Using Tn antigen as the model, a three-component vaccine (MPLA-Tn-KRN7000) containing the TLR4 ligand MPLA and the iNKT cell agonist KRN7000 was designed and synthesized. This expands fully synthetic self-adjuvanting vaccine studies that use a single carrier to one with two different types of carriers. The corresponding two-component conjugate vaccines Tn-MPLA, Tn-KRN7000 and Tn-CRM197 were also synthesized, as controls. The immunological evaluation found that MPLA-Tn-KRN7000 elicits robust Tn-specific and T cell-dependent immunity. The antibodies specifically recognized, bound to and exhibited complement-dependent cytotoxicity against Tn-positive cancer cells. In addition, MPLA-Tn-KRN7000 increased the survival rate and survival time of tumor-challenged mice, and surviving mice reject further tumor attacks without any additional treatment. Compared to the glycoprotein vaccine Tn-CRM197, the two-component conjugate vaccines, Tn-MPLA and Tn-KRN7000, and the physical mixture of Tn-MPLA and Tn-KRN7000, MPLA-Tn-KRN7000 showed the most effect at combating tumor cells both in vitro and in vivo. The comparison of immunological studies in wild-type and TLR4 knockout mice, along with the test of binding affinity to CD1d protein suggests that the covalently linked MPLA-KRN7000 immunostimulant induces a synergistic activation of TLR4 and iNKT cell that improves the immunogenicity of Tn.

This work demonstrates that MPLA-Tn-KRN7000 has the potential to be a vaccine candidate and provides a new direction for fully synthetic vaccine design.

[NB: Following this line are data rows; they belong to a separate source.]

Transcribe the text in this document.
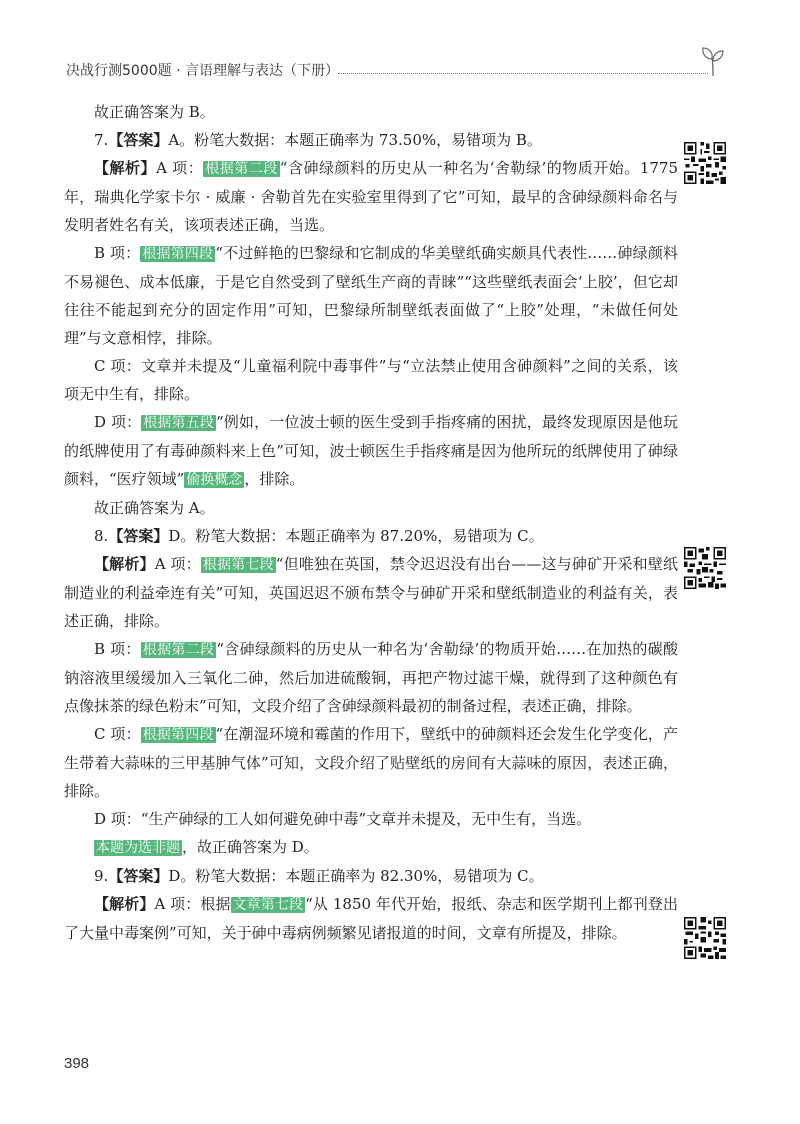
决战行测5000题 · 言语理解与表达（下册）

故正确答案为 B。

7.【答案】A。粉笔大数据：本题正确率为 73.50%，易错项为 B。

【解析】A 项： 根据第二段 “含砷绿颜料的历史从一种名为‘舍勒绿’的物质开始。1775 年，瑞典化学家卡尔 · 威廉 · 舍勒首先在实验室里得到了它”可知，最早的含砷绿颜料命名与发明者姓名有关，该项表述正确，当选。

B 项： 根据第四段 “不过鲜艳的巴黎绿和它制成的华美壁纸确实颇具代表性……砷绿颜料不易褪色、成本低廉，于是它自然受到了壁纸生产商的青睐”“这些壁纸表面会‘上胶’，但它却往往不能起到充分的固定作用”可知，巴黎绿所制壁纸表面做了“上胶”处理，“未做任何处理”与文意相悖，排除。

C 项：文章并未提及“儿童福利院中毒事件”与“立法禁止使用含砷颜料”之间的关系，该项无中生有，排除。

D 项： 根据第五段 “例如，一位波士顿的医生受到手指疼痛的困扰，最终发现原因是他玩的纸牌使用了有毒砷颜料来上色”可知，波士顿医生手指疼痛是因为他所玩的纸牌使用了砷绿颜料，“医疗领域” 偷换概念 ，排除。

故正确答案为 A。

8.【答案】D。粉笔大数据：本题正确率为 87.20%，易错项为 C。

【解析】A 项： 根据第七段 “但唯独在英国，禁令迟迟没有出台——这与砷矿开采和壁纸制造业的利益牵连有关”可知，英国迟迟不颁布禁令与砷矿开采和壁纸制造业的利益有关，表述正确，排除。

B 项： 根据第二段 “含砷绿颜料的历史从一种名为‘舍勒绿’的物质开始……在加热的碳酸钠溶液里缓缓加入三氧化二砷，然后加进硫酸铜，再把产物过滤干燥，就得到了这种颜色有点像抹茶的绿色粉末”可知，文段介绍了含砷绿颜料最初的制备过程，表述正确，排除。

C 项： 根据第四段 “在潮湿环境和霉菌的作用下，壁纸中的砷颜料还会发生化学变化，产生带着大蒜味的三甲基胂气体”可知，文段介绍了贴壁纸的房间有大蒜味的原因，表述正确，排除。

D 项：“生产砷绿的工人如何避免砷中毒”文章并未提及，无中生有，当选。

本题为选非题 ，故正确答案为 D。

9.【答案】D。粉笔大数据：本题正确率为 82.30%，易错项为 C。

【解析】A 项：根据 文章第七段 “从 1850 年代开始，报纸、杂志和医学期刊上都刊登出了大量中毒案例”可知，关于砷中毒病例频繁见诸报道的时间，文章有所提及，排除。

398
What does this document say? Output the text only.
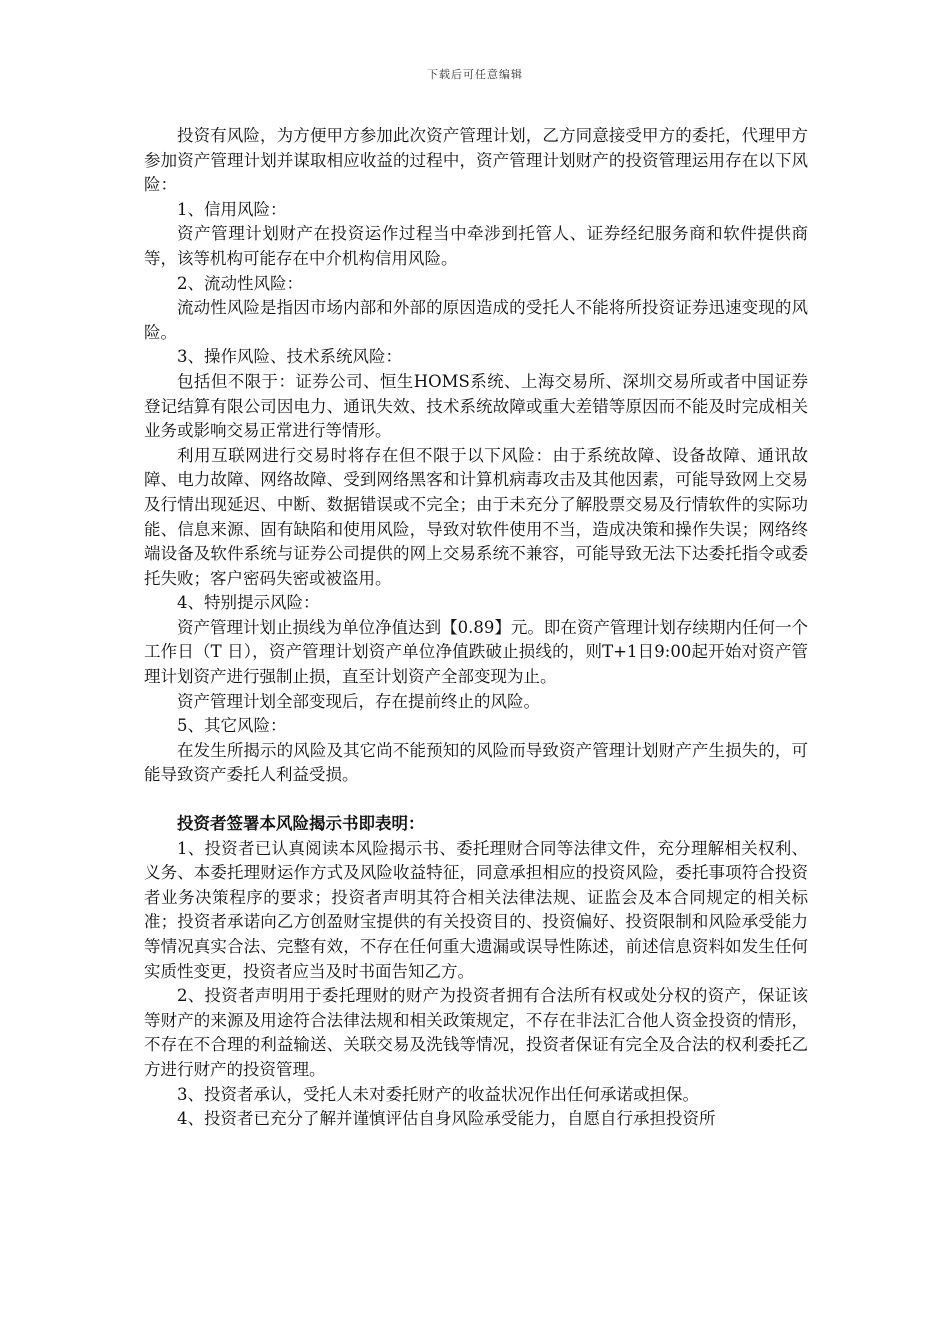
下载后可任意编辑

投资有风险，为方便甲方参加此次资产管理计划，乙方同意接受甲方的委托，代理甲方参加资产管理计划并谋取相应收益的过程中，资产管理计划财产的投资管理运用存在以下风险：

1、信用风险：

资产管理计划财产在投资运作过程当中牵涉到托管人、证券经纪服务商和软件提供商等，该等机构可能存在中介机构信用风险。

2、流动性风险：

流动性风险是指因市场内部和外部的原因造成的受托人不能将所投资证券迅速变现的风险。

3、操作风险、技术系统风险：

包括但不限于：证券公司、恒生HOMS系统、上海交易所、深圳交易所或者中国证券登记结算有限公司因电力、通讯失效、技术系统故障或重大差错等原因而不能及时完成相关业务或影响交易正常进行等情形。

利用互联网进行交易时将存在但不限于以下风险：由于系统故障、设备故障、通讯故障、电力故障、网络故障、受到网络黑客和计算机病毒攻击及其他因素，可能导致网上交易及行情出现延迟、中断、数据错误或不完全；由于未充分了解股票交易及行情软件的实际功能、信息来源、固有缺陷和使用风险，导致对软件使用不当，造成决策和操作失误；网络终端设备及软件系统与证券公司提供的网上交易系统不兼容，可能导致无法下达委托指令或委托失败；客户密码失密或被盗用。

4、特别提示风险：

资产管理计划止损线为单位净值达到【0.89】元。即在资产管理计划存续期内任何一个工作日（T 日），资产管理计划资产单位净值跌破止损线的，则T+1日9:00起开始对资产管理计划资产进行强制止损，直至计划资产全部变现为止。

资产管理计划全部变现后，存在提前终止的风险。

5、其它风险：

在发生所揭示的风险及其它尚不能预知的风险而导致资产管理计划财产产生损失的，可能导致资产委托人利益受损。

投资者签署本风险揭示书即表明：

1、投资者已认真阅读本风险揭示书、委托理财合同等法律文件，充分理解相关权利、义务、本委托理财运作方式及风险收益特征，同意承担相应的投资风险，委托事项符合投资者业务决策程序的要求；投资者声明其符合相关法律法规、证监会及本合同规定的相关标准；投资者承诺向乙方创盈财宝提供的有关投资目的、投资偏好、投资限制和风险承受能力等情况真实合法、完整有效，不存在任何重大遗漏或误导性陈述，前述信息资料如发生任何实质性变更，投资者应当及时书面告知乙方。

2、投资者声明用于委托理财的财产为投资者拥有合法所有权或处分权的资产，保证该等财产的来源及用途符合法律法规和相关政策规定，不存在非法汇合他人资金投资的情形，不存在不合理的利益输送、关联交易及洗钱等情况，投资者保证有完全及合法的权利委托乙方进行财产的投资管理。

3、投资者承认，受托人未对委托财产的收益状况作出任何承诺或担保。

4、投资者已充分了解并谨慎评估自身风险承受能力，自愿自行承担投资所
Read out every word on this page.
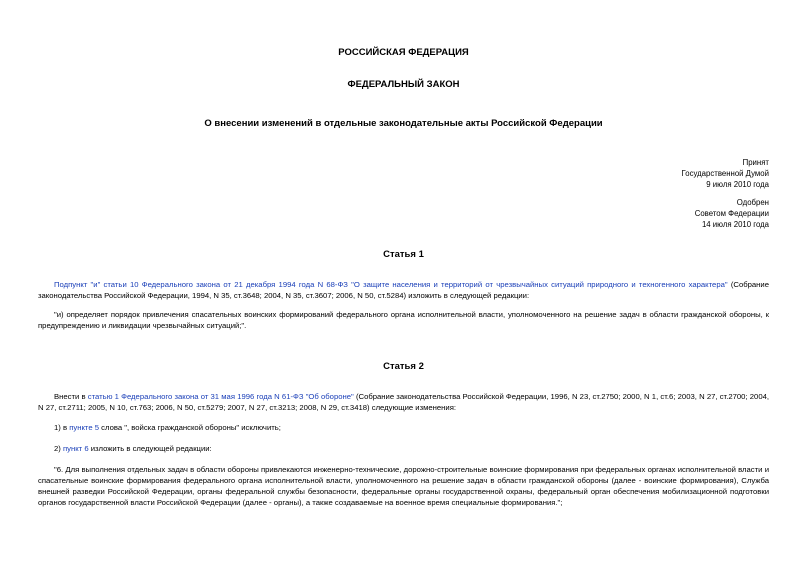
РОССИЙСКАЯ ФЕДЕРАЦИЯ
ФЕДЕРАЛЬНЫЙ ЗАКОН
О внесении изменений в отдельные законодательные акты Российской Федерации
Принят
Государственной Думой
9 июля 2010 года
Одобрен
Советом Федерации
14 июля 2010 года
Статья 1
Подпункт "и" статьи 10 Федерального закона от 21 декабря 1994 года N 68-ФЗ "О защите населения и территорий от чрезвычайных ситуаций природного и техногенного характера" (Собрание законодательства Российской Федерации, 1994, N 35, ст.3648; 2004, N 35, ст.3607; 2006, N 50, ст.5284) изложить в следующей редакции:
"и) определяет порядок привлечения спасательных воинских формирований федерального органа исполнительной власти, уполномоченного на решение задач в области гражданской обороны, к предупреждению и ликвидации чрезвычайных ситуаций;".
Статья 2
Внести в статью 1 Федерального закона от 31 мая 1996 года N 61-ФЗ "Об обороне" (Собрание законодательства Российской Федерации, 1996, N 23, ст.2750; 2000, N 1, ст.6; 2003, N 27, ст.2700; 2004, N 27, ст.2711; 2005, N 10, ст.763; 2006, N 50, ст.5279; 2007, N 27, ст.3213; 2008, N 29, ст.3418) следующие изменения:
1) в пункте 5 слова ", войска гражданской обороны" исключить;
2) пункт 6 изложить в следующей редакции:
"6. Для выполнения отдельных задач в области обороны привлекаются инженерно-технические, дорожно-строительные воинские формирования при федеральных органах исполнительной власти и спасательные воинские формирования федерального органа исполнительной власти, уполномоченного на решение задач в области гражданской обороны (далее - воинские формирования), Служба внешней разведки Российской Федерации, органы федеральной службы безопасности, федеральные органы государственной охраны, федеральный орган обеспечения мобилизационной подготовки органов государственной власти Российской Федерации (далее - органы), а также создаваемые на военное время специальные формирования.";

Keywords: Cancer vaccine, Tn antigen, MPLA, KRN7000, Immunotherapy

Graphical Abstract: available at https://ars.els-cdn.com/content/image/1-s2.0-S2211383522002507-ga1_lrg.jpg

A new strategy to construct self-adjuvanting antitumor vaccine was developed. The resulting three-component vaccine elicited strong humoral and cellular immune responses, and protected mice from tumor development.